- Born: Dale Elizabeth Harper 3 January 1948 Melbourne, Australia
- Died: 15 November 1997 (aged 49) King Edward VII's Hospital, London, United Kingdom
- Spouse: Anthony Tryon, 3rd Baron Tryon ​ ​(m. 1973; div. 1997)​
- Children: 4, including Zoë Tryon

= Dale Tryon, Baroness Tryon =

British fashion maven and close friend of Prince Charles (1948–1997)

Dale Elizabeth Tryon, Baroness Tryon (née Harper; 3 January 1948 – 15 November 1997) was a socialite and a businesswoman in the international fashion world. She created the fashion label "Kanga" and the couture line "The Dale Tryon Collection". "Kanga" also came to be her own nickname. Tryon gave her support to a number of charities including SANE, the mental health charity of which she was the chairwoman. She was a close friend of the Prince of Wales (later King Charles III).

== Early life ==
Born in Melbourne, Australia, she was the eldest of three children of a wealthy printing magnate, Barry Harper, and his wife, Jean Harper. In early childhood Dale was diagnosed with Perthes disease, which affects the hip joint, and which she had until the age of nine, spending time in a children's hospital in irons, from feet to chest. She had also received a diagnosis for spina bifida in childhood.

== Marriage ==
An active socialite described by family and friends as having "tremendous joie de vivre", within two weeks of arriving in England she had met Anthony Tryon (later 3rd Baron Tryon), who was a member of Prince Charles's inner circle. Dale and Anthony married in 1973 in the Chapel Royal at St James's Palace, and had four children: Zoë (born 1974), Charles (born 1976), and twins Edward and Victoria (born 1979).

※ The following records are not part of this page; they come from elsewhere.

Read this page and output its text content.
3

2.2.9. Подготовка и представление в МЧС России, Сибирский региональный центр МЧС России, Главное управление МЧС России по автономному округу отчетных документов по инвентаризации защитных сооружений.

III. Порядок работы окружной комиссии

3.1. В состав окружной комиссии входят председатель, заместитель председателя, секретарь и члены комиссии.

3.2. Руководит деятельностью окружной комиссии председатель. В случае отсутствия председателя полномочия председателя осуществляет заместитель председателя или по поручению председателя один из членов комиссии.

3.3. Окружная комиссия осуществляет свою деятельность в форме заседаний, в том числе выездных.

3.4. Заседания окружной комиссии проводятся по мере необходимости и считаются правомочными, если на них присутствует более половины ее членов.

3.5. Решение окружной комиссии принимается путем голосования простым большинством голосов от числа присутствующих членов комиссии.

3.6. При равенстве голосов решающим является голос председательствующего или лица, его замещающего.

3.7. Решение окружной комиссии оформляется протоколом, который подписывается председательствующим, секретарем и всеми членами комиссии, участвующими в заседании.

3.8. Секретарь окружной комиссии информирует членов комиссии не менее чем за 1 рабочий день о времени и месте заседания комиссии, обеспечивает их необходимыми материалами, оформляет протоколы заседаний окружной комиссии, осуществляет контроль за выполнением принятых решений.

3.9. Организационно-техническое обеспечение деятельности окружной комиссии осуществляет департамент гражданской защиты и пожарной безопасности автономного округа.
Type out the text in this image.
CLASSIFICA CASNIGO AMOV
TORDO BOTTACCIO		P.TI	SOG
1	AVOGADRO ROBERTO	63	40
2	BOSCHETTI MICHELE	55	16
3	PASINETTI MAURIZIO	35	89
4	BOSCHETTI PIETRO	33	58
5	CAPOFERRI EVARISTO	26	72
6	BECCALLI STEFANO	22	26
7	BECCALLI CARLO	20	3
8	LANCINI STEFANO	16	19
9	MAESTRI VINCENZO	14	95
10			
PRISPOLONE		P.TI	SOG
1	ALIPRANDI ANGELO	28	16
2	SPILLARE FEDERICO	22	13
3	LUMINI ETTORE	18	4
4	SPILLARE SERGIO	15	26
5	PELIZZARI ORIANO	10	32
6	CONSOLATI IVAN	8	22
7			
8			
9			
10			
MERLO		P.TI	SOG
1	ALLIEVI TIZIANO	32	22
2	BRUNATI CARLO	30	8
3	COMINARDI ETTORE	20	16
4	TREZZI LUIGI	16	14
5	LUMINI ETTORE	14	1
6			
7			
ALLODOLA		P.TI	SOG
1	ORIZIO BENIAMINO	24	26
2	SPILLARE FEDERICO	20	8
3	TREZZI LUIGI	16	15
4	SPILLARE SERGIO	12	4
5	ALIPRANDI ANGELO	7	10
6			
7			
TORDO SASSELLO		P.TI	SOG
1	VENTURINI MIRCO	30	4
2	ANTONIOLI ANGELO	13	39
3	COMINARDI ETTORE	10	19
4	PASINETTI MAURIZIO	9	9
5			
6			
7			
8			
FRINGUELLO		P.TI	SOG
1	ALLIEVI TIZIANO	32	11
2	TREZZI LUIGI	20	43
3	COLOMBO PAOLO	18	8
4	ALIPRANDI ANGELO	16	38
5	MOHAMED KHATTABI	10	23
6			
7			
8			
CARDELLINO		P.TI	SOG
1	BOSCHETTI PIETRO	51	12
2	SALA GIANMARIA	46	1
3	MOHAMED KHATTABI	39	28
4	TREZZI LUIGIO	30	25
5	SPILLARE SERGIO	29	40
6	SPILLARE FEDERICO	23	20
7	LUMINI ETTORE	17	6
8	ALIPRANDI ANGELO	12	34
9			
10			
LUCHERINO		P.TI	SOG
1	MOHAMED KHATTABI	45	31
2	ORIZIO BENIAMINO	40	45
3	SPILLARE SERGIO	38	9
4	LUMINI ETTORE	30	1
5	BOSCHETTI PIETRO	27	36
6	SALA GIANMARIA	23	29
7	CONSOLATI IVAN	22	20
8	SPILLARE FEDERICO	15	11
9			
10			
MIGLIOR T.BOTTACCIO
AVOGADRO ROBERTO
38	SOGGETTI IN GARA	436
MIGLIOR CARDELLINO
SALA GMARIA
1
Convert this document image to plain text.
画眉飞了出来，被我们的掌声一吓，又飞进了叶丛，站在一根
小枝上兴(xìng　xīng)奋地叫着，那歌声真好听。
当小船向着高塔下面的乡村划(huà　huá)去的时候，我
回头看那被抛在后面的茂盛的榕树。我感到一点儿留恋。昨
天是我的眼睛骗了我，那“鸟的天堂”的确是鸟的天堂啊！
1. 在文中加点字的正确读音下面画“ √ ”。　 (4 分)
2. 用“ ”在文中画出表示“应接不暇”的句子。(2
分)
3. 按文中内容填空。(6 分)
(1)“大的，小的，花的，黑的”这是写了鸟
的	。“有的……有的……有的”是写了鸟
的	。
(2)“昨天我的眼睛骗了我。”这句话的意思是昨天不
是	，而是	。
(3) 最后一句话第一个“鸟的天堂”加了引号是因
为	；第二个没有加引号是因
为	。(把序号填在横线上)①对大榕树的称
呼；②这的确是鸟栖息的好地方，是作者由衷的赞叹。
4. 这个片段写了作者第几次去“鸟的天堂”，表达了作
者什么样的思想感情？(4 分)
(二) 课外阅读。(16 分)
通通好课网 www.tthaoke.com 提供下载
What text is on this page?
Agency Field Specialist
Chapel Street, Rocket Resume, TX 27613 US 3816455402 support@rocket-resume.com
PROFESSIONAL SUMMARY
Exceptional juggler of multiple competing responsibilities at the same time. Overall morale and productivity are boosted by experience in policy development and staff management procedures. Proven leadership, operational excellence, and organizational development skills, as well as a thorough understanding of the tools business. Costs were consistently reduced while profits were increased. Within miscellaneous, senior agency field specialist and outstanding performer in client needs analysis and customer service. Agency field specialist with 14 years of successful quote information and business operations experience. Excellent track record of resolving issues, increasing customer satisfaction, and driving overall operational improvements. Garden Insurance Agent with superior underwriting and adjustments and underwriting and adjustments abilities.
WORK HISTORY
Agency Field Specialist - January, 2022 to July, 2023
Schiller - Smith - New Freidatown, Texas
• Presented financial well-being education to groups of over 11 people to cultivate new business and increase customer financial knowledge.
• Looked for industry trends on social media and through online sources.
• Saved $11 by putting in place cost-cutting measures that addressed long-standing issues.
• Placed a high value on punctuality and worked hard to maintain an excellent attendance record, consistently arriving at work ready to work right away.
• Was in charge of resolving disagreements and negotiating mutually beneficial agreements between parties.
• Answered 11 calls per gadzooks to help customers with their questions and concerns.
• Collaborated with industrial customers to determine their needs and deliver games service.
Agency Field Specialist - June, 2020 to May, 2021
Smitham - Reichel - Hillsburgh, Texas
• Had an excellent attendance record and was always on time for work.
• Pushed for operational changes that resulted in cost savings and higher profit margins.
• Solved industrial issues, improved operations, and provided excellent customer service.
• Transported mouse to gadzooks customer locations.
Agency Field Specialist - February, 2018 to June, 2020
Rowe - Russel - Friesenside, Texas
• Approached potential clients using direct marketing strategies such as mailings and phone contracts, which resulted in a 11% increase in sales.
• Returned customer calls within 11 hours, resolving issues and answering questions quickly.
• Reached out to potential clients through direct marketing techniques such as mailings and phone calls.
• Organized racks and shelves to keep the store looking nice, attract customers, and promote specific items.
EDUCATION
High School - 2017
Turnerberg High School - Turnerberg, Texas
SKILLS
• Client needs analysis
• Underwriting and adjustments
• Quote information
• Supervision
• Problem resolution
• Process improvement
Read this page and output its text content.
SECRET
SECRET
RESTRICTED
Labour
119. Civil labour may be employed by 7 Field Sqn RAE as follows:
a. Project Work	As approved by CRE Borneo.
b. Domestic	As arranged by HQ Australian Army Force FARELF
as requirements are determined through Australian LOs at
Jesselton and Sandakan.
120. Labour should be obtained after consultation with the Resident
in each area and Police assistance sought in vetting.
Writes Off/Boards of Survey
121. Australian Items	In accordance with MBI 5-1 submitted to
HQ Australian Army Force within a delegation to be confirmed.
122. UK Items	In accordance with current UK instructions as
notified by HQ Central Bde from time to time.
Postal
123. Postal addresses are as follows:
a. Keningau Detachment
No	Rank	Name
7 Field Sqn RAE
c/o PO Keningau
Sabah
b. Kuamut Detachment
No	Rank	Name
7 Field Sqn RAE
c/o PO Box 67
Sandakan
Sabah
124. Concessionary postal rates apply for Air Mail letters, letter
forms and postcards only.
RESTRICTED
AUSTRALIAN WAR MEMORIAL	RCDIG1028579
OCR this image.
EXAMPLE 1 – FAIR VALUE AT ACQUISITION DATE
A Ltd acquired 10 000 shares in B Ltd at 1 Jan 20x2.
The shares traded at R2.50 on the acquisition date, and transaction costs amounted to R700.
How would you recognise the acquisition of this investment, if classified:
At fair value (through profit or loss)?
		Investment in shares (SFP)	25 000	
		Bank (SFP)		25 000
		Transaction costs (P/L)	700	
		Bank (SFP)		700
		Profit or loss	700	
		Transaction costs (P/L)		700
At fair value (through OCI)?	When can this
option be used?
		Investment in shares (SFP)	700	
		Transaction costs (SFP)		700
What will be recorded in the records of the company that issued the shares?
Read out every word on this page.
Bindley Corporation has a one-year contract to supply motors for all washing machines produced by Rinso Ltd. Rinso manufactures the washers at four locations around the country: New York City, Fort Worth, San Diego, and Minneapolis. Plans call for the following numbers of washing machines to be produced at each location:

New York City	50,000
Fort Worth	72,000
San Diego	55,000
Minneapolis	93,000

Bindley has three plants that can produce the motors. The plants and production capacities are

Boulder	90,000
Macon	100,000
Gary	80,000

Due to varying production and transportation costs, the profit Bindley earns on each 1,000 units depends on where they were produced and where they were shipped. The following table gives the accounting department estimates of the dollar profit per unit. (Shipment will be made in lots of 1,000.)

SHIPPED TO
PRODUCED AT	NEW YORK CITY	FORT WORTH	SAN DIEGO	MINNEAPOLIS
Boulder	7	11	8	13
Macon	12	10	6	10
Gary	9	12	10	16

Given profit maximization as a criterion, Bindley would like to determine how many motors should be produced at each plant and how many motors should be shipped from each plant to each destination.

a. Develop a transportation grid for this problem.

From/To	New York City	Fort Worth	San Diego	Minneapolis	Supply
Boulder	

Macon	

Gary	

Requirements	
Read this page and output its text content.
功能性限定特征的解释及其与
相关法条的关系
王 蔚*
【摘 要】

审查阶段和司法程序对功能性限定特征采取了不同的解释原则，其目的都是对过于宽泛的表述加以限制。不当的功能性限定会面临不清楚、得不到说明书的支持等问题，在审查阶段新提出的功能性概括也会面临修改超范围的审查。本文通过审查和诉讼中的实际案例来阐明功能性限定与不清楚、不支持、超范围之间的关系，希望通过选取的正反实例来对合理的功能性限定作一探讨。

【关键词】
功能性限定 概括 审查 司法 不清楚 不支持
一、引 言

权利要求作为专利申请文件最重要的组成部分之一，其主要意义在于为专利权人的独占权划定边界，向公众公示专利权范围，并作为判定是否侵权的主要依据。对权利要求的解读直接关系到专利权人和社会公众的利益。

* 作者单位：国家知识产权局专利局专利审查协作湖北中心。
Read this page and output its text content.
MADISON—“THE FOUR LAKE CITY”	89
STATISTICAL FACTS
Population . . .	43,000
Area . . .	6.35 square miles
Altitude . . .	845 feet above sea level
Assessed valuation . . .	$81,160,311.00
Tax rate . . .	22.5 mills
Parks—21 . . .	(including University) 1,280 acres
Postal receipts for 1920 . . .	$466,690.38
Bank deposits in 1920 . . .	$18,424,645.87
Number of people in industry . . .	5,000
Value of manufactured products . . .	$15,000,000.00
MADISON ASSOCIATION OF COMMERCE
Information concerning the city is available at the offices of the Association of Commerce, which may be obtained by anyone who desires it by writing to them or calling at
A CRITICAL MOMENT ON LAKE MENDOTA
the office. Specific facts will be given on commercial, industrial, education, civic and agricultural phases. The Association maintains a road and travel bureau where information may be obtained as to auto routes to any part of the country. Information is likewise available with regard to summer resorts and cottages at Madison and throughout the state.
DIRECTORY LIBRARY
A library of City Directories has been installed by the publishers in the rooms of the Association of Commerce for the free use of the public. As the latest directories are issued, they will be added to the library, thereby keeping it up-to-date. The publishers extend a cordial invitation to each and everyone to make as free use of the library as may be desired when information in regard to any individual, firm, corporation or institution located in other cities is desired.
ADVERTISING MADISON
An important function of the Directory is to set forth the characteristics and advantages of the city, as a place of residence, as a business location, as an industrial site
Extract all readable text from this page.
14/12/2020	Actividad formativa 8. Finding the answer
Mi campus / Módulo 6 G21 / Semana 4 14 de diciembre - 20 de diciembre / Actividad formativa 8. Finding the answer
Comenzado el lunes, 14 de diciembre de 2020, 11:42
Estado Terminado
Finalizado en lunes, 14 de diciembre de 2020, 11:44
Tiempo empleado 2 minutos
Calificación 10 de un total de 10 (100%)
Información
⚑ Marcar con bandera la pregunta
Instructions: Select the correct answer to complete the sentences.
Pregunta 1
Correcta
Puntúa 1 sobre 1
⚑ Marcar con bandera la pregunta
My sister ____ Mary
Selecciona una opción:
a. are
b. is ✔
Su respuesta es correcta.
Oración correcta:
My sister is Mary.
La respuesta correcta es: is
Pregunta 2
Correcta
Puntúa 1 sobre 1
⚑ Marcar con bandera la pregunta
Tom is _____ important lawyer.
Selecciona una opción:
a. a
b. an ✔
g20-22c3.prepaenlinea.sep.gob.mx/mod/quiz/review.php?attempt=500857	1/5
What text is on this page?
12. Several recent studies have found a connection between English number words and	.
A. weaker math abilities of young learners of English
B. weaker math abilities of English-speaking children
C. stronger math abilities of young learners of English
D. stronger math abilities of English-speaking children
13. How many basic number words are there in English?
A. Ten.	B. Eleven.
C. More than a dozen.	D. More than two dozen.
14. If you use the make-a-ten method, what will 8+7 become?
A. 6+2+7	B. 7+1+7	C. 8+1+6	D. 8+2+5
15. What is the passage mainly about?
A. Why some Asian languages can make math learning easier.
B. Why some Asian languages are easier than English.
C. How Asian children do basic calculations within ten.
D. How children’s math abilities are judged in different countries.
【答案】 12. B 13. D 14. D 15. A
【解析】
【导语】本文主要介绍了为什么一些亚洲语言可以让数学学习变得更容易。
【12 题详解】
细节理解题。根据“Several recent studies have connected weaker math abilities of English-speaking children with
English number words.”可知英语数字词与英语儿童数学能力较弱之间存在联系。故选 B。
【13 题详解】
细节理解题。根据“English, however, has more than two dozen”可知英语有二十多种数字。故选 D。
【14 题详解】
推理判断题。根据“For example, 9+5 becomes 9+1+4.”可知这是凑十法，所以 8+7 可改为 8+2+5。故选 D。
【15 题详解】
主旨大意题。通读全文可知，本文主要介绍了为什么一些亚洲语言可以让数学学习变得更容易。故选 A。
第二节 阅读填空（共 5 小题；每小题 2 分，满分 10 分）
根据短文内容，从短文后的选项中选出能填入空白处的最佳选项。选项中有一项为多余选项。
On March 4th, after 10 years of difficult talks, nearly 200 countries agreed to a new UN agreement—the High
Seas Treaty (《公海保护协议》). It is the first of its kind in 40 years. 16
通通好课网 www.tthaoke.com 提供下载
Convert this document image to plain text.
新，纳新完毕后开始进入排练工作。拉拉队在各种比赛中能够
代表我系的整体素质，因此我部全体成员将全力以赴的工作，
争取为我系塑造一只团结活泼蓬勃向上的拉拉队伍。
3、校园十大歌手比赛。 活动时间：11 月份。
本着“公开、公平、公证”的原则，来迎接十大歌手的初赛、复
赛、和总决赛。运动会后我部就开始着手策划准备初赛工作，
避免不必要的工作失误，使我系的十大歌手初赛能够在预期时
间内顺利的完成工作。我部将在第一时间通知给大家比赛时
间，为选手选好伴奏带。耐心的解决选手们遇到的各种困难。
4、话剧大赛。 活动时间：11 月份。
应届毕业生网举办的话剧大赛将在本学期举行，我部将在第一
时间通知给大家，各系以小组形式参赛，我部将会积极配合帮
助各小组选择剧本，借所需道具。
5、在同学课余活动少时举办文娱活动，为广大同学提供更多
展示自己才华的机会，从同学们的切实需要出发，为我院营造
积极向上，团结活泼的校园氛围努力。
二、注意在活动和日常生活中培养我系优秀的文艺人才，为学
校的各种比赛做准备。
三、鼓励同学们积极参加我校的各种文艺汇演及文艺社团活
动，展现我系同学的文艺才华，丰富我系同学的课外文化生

After divorcing her husband, Dale was also out of the Prince's inner circle. According to Tina Brown's book The Palace Papers, Prince Charles released a statement in 1997 which declared that "they were no longer the friends they once were".

== Businesses ==
Tryon started her career in the late 1960s as a reporter for The Australian Women's Weekly. In 1969 she moved to the UK and worked in the London office of that magazine. In 1982 she briefly worked in the business of American-born Hong Kong designer Diane Fraise as a fashion agent. In 1983, Dale started a fashion business called Kanga, located in Beauchamp Place, Knightsbridge. Having persuaded Diana, Princess of Wales to wear a Kanga dress to the Live Aid concert, it became a successful international business. Dale lived in Lord Tryon's family home, the 18th-century Manor House at Great Durnford, near Salisbury. From the early 1980s her clothes were sold in shops in England, America, Australia, France and Spain, and her own boutique in Knightsbridge was later joined by branches in Salisbury, Hong Kong, and Dublin. Both "Kanga" and her couture line named "The Dale Tryon Collection" were successful.

== Health ==
Dale had Perthes disease as a child, spina bifida since childhood and was diagnosed with uterine cancer in 1993. After living with spina bifida for years, she had a series of surgeries to correct the issue. After this she travelled for a period with a nurse, a physiotherapist, and her daughter, Zoë, who would lie next to her as she slept, rolling her over regularly.

Soon after she received the 'all clear' from cancer, Tryon underwent treatment at Farm Place, an alcohol and drug rehabilitation clinic in Surrey. She was on a heavy dose of painkillers, and drank excessive quantities of vodka and champagne. While undergoing treatment for addiction at the clinic, she fell from a third-floor window, fractured her skull, broke her back and was paralysed.

Tryon was left a paraplegic from her fall, and for the last 18 months of her life was in a wheelchair.

== Divorce ==
Living with recurring depression, and after being told by her husband that he wanted a divorce, she was detained on 17 June 1997 under the Mental Health Act 1983 for 28 days, after leaving the Black Horse Inn in Great Durnford. After discharge from the spinal injuries unit at Salisbury District Hospital, she returned home. The decree nisi was announced on 1 September, after which she renounced her title and moved into The Ritz hotel, where she intended to throw a party for her 50th birthday.

== Death ==
Towards the end of her life, Tryon travelled to Australia to meet her mother and went to India to undergo homeopathic treatment by a doctor who was introduced to her by the Prince of Wales. On her return, she was admitted to the King Edward VII Hospital, Westminster, experiencing complications from severe bed sores for which she had plastic surgery. Tryon died there on 15 November 1997 from septicaemia, aged 49. She was buried four days later in England, and in her will left her £1.3 million estate to her children.